There's no point, I thought to myself for six months, in reading something by an established author whose latest work everyone is raving about--I won't have anything new to add to the discussion, surely, and besides, I'll probably be disappointed because there was so much hype.
Which is why Unaccustomed Earth sat on the floor of my office for six months before I finally decided I needed to read it (having already blown the money on a hardcover).
Yeah, well. I literally couldn't put it down. My mother was visiting this weekend and I found myself sneaking off to read it late into the night after she went to bed. I gave her the copy to read on her return trip.
Jhumpa Lahiri got some flack from some people back in early 2008 when this book was first published--why does she keep writing about upper middle-class Bengali immigrants? What does that have to do with most Americans? Her stock answer, which she sticks by, is she doesn't care what people think, she writes for herself. If people like what she publishes, great. If they find something in it that resonates, bully for them. (Check out this New York magazine article.)
And it's true I don't have an awful lot of Bengali or immigrant in me (read: 0%) and yet somehow she hits a nerve with every story. I'm not sure I can put my finger on why--I don't respond to her stylistically, the way I do to, say, [my imaginary boyfriend] Michael Chabon. I think it's more about her content--there's a sinker in every plot line that makes it go straight into my brain.

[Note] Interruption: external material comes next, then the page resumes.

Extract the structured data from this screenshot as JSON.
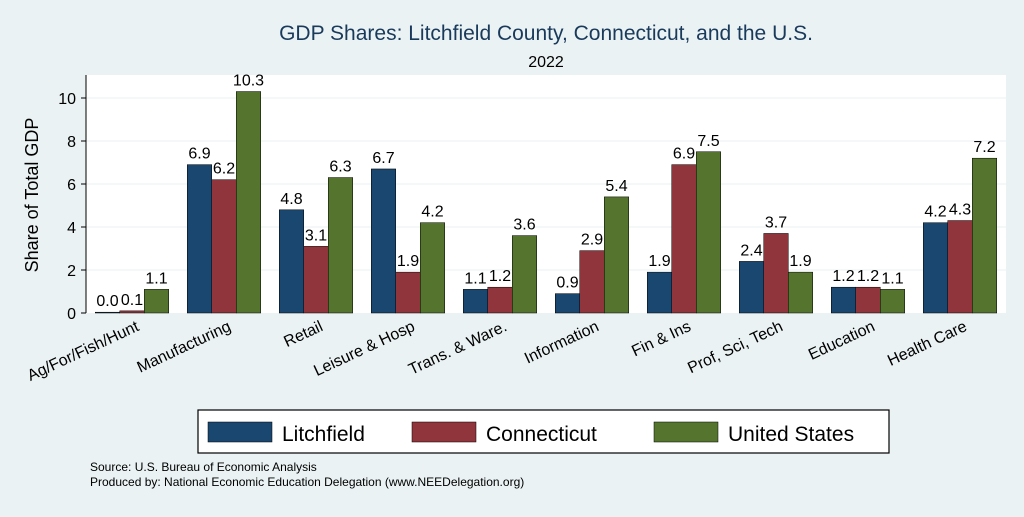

In Unaccustomed Earth, for example, there was a particular story that I reacted to on an extremely personal level. I read it several times because I was so surprised by it. I won't say which story it was for me, because I suspect that the story will vary depending on the reader--there was another story I responded to strongly because it reminded me of a close friend's situation.
Anyway. I can't think of anyone I wouldn't recommend this book to. I don't feel that way often.